- 建立、关闭与HDFS连接:hdfsConnect()、hdfsConnectAsUser()、hdfsDisconnect()。hdfsConnect()实际上是直接调用hdfsConnectAsUser。
- 打开、关闭HDFS文件:hdfsOpenFile()、hdfsCloseFile()。当用hdfsOpenFile()创建文件时,可以指定replication和blocksize参数。写打开一个文件时,隐含O_TRUNC标志,文件会被截断,写入是从文件头开始的。

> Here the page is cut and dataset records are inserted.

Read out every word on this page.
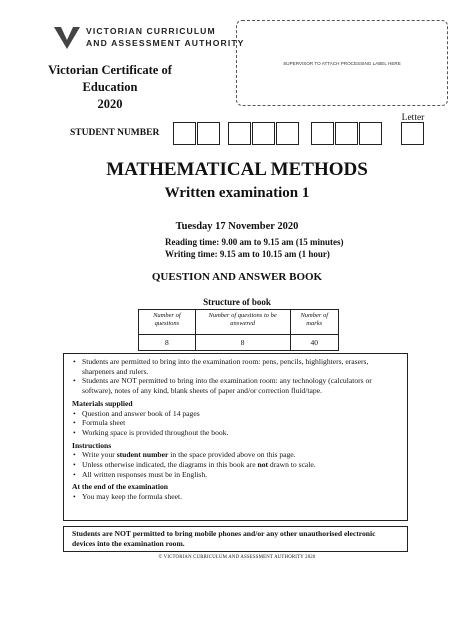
VICTORIAN CURRICULUM
AND ASSESSMENT AUTHORITY
Victorian Certificate of Education
2020
SUPERVISOR TO ATTACH PROCESSING LABEL HERE
Letter
STUDENT NUMBER
MATHEMATICAL METHODS
Written examination 1
Tuesday 17 November 2020
Reading time: 9.00 am to 9.15 am (15 minutes)
Writing time: 9.15 am to 10.15 am (1 hour)
QUESTION AND ANSWER BOOK
Structure of book
Number of questions	Number of questions to be answered	Number of marks
8	8	40
• Students are permitted to bring into the examination room: pens, pencils, highlighters, erasers, sharpeners and rulers.
• Students are NOT permitted to bring into the examination room: any technology (calculators or software), notes of any kind, blank sheets of paper and/or correction fluid/tape.
Materials supplied
• Question and answer book of 14 pages
• Formula sheet
• Working space is provided throughout the book.
Instructions
• Write your student number in the space provided above on this page.
• Unless otherwise indicated, the diagrams in this book are not drawn to scale.
• All written responses must be in English.
At the end of the examination
• You may keep the formula sheet.
Students are NOT permitted to bring mobile phones and/or any other unauthorised electronic devices into the examination room.
© VICTORIAN CURRICULUM AND ASSESSMENT AUTHORITY 2020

- 读HDFS文件:hdfsRead()、hdfsPread()。两个函数都有可能返回少于用户要求的字节数,此时可以再次调用这两个函数读入剩下的部分(类似APUE中的readn实现);只有在两个函数返回零时,我们才能断定到了文件末尾。
- 写HDFS文件:hdfsWrite()。HDFS不支持随机写,只能是从文件头顺序写入。
- 查询HDFS文件信息:hdfsGetPathInfo()
- 查询和设置HDFS文件读写偏移量:hdfsSeek()、hdfsTell()
- 查询数据块所在节点信息:hdfsGetHosts()。返回一个或多个数据块所在数据节点的信息,一个数据块可能存在多个数据节点上。
- libhdfs中的函数是通过jni调用JAVA虚拟机,在虚拟机中构造对应的HDFS的JAVA类,然后反射调用该类的功能函数。总会发生JVM和程序之间内存拷贝的动作,性能方面值得注意。
- HDFS不支持多个客户端同时写入的操作,无文件或是记录锁的概念。
- 建议只有超大文件才应该考虑放在HDFS上,而且最好对文件的访问是写一次,读多次。小文件不应该考虑放在HDFS上,得不偿失!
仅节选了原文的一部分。